01.05.2011

Objekt des Monats Mai ’11: Stele der Königin Amanishakheto

Diese Göttin ist auch in den Reliefs des Löwentempels von Naga dargestellt.

Unter den seitlich weit herabhängenden Flügeln der Sonnenscheibe, die das Halbrund des oberen Stelenabschlusse füllen, stehen zwei Frauenfiguren einander gegenüber. Die rechte ist durch eine Inschrift in meroitischen Hieroglyphen über ihrer Stirn als die Königin Amanishaketho bezeichnet, deren Körperfülle einem afrikanischen Schönheitsideal entspricht.
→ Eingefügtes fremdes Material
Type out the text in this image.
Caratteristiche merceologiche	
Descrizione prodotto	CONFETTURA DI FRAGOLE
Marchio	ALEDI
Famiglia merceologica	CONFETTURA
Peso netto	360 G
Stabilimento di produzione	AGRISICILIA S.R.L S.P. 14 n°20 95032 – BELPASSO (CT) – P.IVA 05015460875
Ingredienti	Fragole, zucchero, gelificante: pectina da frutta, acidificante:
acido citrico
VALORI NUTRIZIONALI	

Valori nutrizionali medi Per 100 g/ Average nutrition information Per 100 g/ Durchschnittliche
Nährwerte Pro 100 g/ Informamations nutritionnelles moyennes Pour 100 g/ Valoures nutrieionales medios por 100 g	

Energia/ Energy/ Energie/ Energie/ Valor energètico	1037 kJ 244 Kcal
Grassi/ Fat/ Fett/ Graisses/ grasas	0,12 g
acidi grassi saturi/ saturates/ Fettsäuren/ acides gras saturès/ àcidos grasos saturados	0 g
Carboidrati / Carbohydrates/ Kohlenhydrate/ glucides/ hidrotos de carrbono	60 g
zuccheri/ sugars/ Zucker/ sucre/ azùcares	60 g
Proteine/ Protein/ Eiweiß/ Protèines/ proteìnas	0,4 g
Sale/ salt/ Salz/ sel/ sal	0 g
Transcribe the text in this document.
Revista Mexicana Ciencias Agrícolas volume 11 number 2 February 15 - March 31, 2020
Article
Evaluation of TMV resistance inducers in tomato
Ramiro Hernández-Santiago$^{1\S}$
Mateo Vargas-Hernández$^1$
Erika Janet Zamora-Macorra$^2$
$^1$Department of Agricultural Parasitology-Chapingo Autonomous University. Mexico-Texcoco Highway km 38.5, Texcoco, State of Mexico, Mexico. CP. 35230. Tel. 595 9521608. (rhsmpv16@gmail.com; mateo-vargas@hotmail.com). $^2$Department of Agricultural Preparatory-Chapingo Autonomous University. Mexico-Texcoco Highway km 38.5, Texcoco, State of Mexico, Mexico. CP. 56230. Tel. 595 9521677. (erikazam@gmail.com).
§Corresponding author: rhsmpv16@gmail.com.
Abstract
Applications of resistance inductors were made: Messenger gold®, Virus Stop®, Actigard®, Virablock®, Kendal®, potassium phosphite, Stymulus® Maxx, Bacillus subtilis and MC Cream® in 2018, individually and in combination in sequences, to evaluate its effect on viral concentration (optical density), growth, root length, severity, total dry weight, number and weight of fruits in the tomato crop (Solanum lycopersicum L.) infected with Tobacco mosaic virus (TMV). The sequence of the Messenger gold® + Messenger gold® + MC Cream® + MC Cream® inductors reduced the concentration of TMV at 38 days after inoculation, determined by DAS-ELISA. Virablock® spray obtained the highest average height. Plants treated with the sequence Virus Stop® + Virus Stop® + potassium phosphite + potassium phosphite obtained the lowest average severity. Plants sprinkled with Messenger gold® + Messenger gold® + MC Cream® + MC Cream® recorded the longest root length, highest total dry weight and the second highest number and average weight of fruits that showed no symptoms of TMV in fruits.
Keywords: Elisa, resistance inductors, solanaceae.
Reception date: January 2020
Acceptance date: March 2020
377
Sie wird von einer schlankeren Frau umarmt, die durch ihren Kopfputz – ein Falkenpaar in einer Mondsichel – als Göttin ausgewiesen ist. Diese Göttin ist auch in den Reliefs des Löwentempels von Naga dargestellt, dort ist die Beischrift nicht lesbar. Erst diese Stele liefert am linken Rand ihren Namen: Amesemi, eine meroitische Göttin, die in Ägypten nicht belegt ist. Sie ist die Gemahlin des meroitischen  Löwengottes Apedemak.

Amesemi fasst mit ihrer Rechten die Königin am Ellbogen, legt den linken Arm um ihre Schulter und umfasst ihren Nacken mit der Hand. Aus dem Zeigefinger dieser Hand entspringt eine Reihe kleiner Punkte, die über den Scheitel der Amanishakheto bis zu ihrer Stirn laufen, vermutlich eine Darstellung des aus der göttlichen Hand fließenden, die Königin umhüllenden Schutzes. Ebenso originell ist das Motiv der Kette von Lebenszeichen, die die Nasen beider Frauen verbindet: Göttlicher Lebenshauch strömt von Amesemi zu Amanishakheto. Beide Motive zeigen die Eigenständigkeit der meroitischen Ikonographie.